APPROPRIATE HEALTH CARE
• Most treatment is done on an outpatient basis
• Suicidal or dysfunctional with activities of daily living patients should be considered for a hospital-based
intensive treatment program
GENERAL MEASURES
• As indicated by the patient’s general condition, treatment includes individual psychotherapy, group therapy,
hypnotherapy, narcoanalysis and narcosynthesis, and behavior therapy
• Crisis intervention shortly after the traumatic event is very valuable for the immediate distress and may prevent the development of a chronic or delayed form of PTSD
• Relaxation exercises
• Eye movement desensitization and reprocessing (EMDR) may help in some cases
ACTIVITY
• As indicated by patient’s physical condition
• Restoration of regular sleep is essential in cases of insomnia
DIET A healthy diet of complex carbohydrates, proteins, and multivitamins and minerals. Avoid fatty foods.
DRUG(S) OF CHOICE
. Serotonin reuptake inhibitors (SRI):
. Fluoxetine 20-80 mg/day
. Sertraline 50-200 mg/day
. Paroxetine 20-60 mg/day
. Citalopram 20-60 mg/day
. Escitalopram 10-20 mg/day
. NRI/SRI (dual action drug)
. Venlafaxine 75-325 mg/day
. Duloxetine 30-60 mg/day
. TCAs:
. Doxepin 50-150 mg/day
. Nortriptyline 30-100 mg/day
. Imipramine 50-300 mg/day
. Desipramine 50-300 mg/day
. Amitriptyline 50-300 mg/day
. Trimipramine 50-300 mg/day
. Protriptyline 15-60 mg/ day
. Amoxapine 50-300 mg/day
. Maprotiline 50-225 mg/day (increased risk of seizures with higher doses)
. MOAIs:
. Phenelzine 45-75 mg/day is useful in PTSD patients with panic attacks
. Others:
. Trazodone 100-400 mg/day, given mostly at bedtime in patients with insomnia
. Bupropion 100-450 mg/day
. Mirzatzepine 14-45 mg/day
. Neuroleptics - small doses are helpful in selective patients
. Benzodiazepines should be used selectively and with caution
ALTERNATIVE DRUGS
• Clomipramine 75-250 mg/day or fl uvoxamine 100-300 mg/day or fl uoxetine 20-80 mg/day in patients with
obsessive compulsive symptoms has been helpful in some cases
• Buspirone 30-80 mg/day has been found helpful in cases with severe anxiety
• Propranolol and clonidine have been used with limited results to control the psychophysiological hyperactivity
during intense flashbacks
• Mirtazapine (Remeron) 15-45 mg given at bed time has been helpful in patients with insomnia, poor appetite
and weight loss
• Prazosin (Minipress) for nightmares
PATIENT MONITORING Psychotherapy for at least one hour per week is necessary in the first phase of treatment
PREVENTION/AVOIDANCE Crisis intervention immediately after the traumatic event may prevent the development of chronic PTSD
POSSIBLE COMPLICATIONS Alcohol and substance abuse, depression, suicide, self-inflicted violence and reenactment of trauma
EXPECTED COURSE/PROGNOSIS
• The lack of crisis intervention immediately following the trauma may lead to the persistence of symptoms.
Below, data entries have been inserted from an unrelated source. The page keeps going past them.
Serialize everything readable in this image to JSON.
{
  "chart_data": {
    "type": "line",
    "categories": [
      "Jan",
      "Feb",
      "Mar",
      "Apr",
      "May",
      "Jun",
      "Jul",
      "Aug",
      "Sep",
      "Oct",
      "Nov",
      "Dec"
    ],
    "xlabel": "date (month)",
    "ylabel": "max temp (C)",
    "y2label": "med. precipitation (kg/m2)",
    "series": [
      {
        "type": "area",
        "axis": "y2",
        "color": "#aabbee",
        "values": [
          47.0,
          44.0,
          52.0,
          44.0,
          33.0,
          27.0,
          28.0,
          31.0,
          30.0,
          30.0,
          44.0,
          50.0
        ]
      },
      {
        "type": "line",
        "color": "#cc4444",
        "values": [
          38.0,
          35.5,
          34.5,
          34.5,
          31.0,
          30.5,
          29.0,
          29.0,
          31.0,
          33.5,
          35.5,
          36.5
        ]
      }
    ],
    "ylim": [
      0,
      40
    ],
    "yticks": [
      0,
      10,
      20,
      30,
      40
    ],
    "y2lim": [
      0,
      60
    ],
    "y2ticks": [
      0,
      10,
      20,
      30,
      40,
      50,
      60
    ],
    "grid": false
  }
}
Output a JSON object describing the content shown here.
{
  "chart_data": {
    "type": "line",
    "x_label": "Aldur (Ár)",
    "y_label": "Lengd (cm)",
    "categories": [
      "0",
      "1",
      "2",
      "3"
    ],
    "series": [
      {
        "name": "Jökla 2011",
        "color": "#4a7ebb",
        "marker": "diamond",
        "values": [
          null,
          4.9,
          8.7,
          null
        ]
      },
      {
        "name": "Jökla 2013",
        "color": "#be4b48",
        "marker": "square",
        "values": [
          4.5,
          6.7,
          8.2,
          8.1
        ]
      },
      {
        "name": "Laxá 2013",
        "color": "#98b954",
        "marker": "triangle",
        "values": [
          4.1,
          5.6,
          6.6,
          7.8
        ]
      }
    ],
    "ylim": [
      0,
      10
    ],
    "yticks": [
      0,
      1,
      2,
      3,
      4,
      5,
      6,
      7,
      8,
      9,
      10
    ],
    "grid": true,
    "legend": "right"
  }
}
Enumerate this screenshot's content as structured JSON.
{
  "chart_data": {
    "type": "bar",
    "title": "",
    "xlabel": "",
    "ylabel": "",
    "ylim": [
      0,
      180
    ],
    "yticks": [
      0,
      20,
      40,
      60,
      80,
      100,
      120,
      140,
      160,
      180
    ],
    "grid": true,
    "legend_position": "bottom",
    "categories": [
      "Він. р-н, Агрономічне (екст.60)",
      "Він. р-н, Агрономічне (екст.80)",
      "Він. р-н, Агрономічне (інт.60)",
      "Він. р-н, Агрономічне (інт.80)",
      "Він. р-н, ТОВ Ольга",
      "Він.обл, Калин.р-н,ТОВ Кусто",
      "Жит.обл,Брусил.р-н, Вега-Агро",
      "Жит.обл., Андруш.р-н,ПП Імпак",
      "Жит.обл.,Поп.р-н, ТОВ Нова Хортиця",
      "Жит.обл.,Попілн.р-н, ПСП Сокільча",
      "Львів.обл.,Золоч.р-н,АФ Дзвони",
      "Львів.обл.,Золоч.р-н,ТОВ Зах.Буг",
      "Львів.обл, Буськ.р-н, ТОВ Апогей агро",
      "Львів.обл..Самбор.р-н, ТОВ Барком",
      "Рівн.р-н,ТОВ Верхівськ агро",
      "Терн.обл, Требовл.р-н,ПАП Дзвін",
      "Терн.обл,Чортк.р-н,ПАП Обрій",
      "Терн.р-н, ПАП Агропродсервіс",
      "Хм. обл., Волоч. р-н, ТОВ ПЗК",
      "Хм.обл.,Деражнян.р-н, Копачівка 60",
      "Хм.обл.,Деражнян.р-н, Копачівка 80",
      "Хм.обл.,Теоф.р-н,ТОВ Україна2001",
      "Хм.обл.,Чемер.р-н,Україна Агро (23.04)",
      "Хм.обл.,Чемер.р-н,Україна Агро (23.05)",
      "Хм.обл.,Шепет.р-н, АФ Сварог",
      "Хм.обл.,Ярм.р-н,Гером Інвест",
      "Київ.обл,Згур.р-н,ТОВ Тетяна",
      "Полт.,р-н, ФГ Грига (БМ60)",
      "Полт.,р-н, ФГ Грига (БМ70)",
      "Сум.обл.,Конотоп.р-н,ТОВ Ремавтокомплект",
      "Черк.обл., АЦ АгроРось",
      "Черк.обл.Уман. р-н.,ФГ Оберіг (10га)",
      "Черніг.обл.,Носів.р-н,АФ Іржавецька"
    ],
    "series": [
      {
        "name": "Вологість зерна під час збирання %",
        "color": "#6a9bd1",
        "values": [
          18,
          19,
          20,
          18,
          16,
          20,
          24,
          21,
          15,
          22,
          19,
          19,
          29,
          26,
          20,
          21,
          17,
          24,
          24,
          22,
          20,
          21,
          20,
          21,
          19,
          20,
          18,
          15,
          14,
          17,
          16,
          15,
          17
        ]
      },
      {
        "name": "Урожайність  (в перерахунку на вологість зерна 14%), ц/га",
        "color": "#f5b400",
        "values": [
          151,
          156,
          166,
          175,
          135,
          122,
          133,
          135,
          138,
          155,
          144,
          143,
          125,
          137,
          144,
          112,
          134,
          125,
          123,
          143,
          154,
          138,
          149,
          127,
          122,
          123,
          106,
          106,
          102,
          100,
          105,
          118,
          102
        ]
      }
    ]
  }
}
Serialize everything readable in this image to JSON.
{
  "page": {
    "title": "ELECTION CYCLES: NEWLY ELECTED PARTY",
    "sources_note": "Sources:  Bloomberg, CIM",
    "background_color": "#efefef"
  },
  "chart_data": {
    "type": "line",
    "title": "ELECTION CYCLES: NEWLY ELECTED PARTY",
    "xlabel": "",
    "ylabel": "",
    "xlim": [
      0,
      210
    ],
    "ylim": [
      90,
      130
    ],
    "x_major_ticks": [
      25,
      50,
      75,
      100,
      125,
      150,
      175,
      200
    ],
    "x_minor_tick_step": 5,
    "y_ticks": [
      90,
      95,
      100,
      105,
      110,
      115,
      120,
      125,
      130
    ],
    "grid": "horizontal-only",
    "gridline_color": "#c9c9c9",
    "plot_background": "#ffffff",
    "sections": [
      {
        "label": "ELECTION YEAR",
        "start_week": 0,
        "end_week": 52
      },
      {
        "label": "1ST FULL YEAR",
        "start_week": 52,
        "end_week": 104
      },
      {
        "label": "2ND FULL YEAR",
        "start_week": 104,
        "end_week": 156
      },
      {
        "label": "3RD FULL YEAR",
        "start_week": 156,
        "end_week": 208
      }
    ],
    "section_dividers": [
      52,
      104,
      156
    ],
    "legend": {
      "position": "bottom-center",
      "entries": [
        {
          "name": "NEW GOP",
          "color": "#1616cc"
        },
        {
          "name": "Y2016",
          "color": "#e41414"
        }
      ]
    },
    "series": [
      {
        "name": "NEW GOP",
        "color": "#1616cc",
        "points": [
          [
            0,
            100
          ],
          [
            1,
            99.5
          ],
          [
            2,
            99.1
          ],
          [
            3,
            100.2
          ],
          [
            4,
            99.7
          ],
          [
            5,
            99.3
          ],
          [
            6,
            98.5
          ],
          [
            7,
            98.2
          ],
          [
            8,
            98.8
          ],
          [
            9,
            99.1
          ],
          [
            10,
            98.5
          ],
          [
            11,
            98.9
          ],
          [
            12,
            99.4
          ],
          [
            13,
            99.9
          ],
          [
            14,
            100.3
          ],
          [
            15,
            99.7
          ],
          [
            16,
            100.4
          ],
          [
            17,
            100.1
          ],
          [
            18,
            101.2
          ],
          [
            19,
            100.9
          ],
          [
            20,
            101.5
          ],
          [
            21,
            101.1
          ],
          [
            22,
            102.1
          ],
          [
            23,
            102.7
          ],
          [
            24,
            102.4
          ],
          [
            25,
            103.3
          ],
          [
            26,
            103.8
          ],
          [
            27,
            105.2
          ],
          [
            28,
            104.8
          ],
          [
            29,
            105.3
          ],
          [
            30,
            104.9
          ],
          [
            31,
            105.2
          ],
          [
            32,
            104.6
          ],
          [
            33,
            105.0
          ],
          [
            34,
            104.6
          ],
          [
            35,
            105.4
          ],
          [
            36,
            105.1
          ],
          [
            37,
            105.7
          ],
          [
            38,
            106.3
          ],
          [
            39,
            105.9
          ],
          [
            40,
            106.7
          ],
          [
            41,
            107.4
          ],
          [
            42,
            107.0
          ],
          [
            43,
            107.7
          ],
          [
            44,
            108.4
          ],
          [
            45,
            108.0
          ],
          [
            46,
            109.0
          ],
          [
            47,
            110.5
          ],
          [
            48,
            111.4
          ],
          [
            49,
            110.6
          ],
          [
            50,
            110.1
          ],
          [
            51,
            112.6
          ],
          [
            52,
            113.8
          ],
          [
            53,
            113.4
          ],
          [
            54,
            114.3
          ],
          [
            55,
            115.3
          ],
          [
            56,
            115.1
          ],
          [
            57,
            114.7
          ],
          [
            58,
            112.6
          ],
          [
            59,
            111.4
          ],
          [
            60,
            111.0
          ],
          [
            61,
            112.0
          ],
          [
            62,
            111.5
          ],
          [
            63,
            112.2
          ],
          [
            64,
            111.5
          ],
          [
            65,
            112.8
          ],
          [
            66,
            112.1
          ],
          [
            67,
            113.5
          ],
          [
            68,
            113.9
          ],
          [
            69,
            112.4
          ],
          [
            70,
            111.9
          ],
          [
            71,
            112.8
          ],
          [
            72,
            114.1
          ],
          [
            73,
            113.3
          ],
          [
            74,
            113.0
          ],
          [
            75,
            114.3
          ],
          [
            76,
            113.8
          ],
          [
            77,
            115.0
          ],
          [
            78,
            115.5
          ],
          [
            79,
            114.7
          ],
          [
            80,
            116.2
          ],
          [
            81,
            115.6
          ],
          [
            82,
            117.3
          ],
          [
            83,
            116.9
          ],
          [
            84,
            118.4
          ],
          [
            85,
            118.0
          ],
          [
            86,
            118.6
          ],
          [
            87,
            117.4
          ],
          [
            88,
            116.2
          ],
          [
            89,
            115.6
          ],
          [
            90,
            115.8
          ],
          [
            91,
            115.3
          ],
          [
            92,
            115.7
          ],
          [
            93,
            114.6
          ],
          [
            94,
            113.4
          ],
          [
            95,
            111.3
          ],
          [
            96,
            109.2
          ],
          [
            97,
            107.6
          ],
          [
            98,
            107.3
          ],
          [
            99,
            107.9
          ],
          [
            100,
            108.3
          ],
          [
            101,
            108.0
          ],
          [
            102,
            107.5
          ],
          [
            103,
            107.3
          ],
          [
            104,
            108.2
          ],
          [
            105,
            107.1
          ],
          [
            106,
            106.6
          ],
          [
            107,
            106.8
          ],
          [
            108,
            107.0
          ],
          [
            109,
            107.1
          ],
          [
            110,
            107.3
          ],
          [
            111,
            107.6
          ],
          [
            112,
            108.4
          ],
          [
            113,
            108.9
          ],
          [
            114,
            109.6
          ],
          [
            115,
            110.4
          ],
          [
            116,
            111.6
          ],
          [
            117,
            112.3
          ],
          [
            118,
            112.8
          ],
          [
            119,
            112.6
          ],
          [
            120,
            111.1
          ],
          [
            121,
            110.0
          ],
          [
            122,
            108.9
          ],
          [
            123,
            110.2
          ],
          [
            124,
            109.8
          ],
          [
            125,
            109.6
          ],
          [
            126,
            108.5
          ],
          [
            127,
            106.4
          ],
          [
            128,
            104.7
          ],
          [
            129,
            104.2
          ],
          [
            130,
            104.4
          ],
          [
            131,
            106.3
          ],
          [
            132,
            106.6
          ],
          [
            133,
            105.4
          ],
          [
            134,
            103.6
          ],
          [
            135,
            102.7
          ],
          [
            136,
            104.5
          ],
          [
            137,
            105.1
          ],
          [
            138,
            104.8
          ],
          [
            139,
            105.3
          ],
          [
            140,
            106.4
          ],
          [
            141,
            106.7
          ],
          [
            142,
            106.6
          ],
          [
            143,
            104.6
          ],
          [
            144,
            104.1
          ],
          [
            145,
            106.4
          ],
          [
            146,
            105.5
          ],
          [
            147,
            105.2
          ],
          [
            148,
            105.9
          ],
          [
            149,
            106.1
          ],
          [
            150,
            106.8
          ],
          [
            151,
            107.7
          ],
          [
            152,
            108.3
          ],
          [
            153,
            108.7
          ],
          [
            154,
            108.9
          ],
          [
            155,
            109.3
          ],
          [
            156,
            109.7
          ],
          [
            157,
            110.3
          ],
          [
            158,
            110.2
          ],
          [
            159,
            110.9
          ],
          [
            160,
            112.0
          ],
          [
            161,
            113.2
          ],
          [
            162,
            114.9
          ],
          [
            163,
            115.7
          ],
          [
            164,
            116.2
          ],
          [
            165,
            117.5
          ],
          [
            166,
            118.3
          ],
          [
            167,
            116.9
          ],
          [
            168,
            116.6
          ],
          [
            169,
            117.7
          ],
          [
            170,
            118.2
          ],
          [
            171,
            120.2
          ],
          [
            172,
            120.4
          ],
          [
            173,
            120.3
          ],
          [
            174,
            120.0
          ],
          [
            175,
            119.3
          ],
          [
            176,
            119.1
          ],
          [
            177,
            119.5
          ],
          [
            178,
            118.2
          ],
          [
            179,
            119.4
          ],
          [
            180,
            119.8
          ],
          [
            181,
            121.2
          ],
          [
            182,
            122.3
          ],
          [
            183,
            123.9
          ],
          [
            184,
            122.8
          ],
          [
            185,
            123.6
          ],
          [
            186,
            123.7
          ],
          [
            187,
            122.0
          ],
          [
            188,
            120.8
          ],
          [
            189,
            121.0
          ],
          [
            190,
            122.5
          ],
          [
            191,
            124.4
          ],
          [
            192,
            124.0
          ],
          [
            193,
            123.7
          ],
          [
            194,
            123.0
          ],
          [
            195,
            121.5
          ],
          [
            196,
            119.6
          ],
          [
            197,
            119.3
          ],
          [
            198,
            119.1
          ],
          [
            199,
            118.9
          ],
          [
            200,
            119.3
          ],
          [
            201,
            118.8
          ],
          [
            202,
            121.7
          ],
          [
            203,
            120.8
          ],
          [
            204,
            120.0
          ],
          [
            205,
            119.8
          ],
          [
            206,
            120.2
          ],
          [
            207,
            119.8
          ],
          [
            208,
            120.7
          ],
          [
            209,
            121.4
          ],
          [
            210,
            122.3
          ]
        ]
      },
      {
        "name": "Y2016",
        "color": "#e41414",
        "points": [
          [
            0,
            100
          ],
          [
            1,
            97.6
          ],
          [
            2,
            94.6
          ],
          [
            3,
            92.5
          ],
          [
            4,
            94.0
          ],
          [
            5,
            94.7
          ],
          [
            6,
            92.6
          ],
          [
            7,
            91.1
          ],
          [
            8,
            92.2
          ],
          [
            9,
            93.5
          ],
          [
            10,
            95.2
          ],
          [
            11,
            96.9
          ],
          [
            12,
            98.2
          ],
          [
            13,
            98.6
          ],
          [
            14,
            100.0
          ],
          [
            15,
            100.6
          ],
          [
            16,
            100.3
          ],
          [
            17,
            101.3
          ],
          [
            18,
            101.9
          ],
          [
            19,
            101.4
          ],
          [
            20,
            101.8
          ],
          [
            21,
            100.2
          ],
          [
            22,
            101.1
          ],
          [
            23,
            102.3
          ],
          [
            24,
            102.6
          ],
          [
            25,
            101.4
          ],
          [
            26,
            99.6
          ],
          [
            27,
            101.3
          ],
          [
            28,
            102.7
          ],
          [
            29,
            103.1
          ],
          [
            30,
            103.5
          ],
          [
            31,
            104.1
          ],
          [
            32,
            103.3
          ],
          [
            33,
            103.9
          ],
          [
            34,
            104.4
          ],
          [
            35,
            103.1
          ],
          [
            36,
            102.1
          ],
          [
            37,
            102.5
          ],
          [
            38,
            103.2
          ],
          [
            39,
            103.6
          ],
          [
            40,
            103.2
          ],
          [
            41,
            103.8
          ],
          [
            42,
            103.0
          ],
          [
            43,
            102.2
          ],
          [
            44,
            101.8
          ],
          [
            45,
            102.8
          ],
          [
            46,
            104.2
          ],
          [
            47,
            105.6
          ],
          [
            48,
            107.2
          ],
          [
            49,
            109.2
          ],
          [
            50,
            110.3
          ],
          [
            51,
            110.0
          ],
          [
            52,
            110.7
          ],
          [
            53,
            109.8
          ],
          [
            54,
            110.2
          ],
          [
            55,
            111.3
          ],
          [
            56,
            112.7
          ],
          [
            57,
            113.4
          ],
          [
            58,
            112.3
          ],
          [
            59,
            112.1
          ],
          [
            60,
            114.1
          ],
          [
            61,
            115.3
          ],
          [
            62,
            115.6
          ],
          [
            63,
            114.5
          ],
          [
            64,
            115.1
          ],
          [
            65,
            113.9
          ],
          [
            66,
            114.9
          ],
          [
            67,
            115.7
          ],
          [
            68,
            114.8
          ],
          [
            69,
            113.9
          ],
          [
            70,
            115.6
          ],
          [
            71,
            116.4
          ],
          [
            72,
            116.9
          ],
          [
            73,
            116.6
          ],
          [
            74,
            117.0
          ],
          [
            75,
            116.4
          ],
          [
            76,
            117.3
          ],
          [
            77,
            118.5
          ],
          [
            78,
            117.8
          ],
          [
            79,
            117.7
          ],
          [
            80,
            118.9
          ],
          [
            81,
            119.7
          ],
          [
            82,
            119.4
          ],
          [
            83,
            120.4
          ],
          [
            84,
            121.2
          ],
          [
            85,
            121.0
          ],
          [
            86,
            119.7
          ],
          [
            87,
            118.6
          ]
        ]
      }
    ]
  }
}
If symptoms last less than 3 months, the patient is still in the acute form of PTSD. If symptoms persist over 3
months, patients may develop chronic PTSD which may lead to loss of job, marital confl icts, total disability and repeated and/or lengthy hospitalizations with severe morbidity.
• If the onset of symptoms is at least 6 months or more after the original traumatic event, the patient suffers
from a delayed onset type
• The more chronic and delayed the onset, the worse the prognosis. Early treatment in acute phase Associated with better prognosis.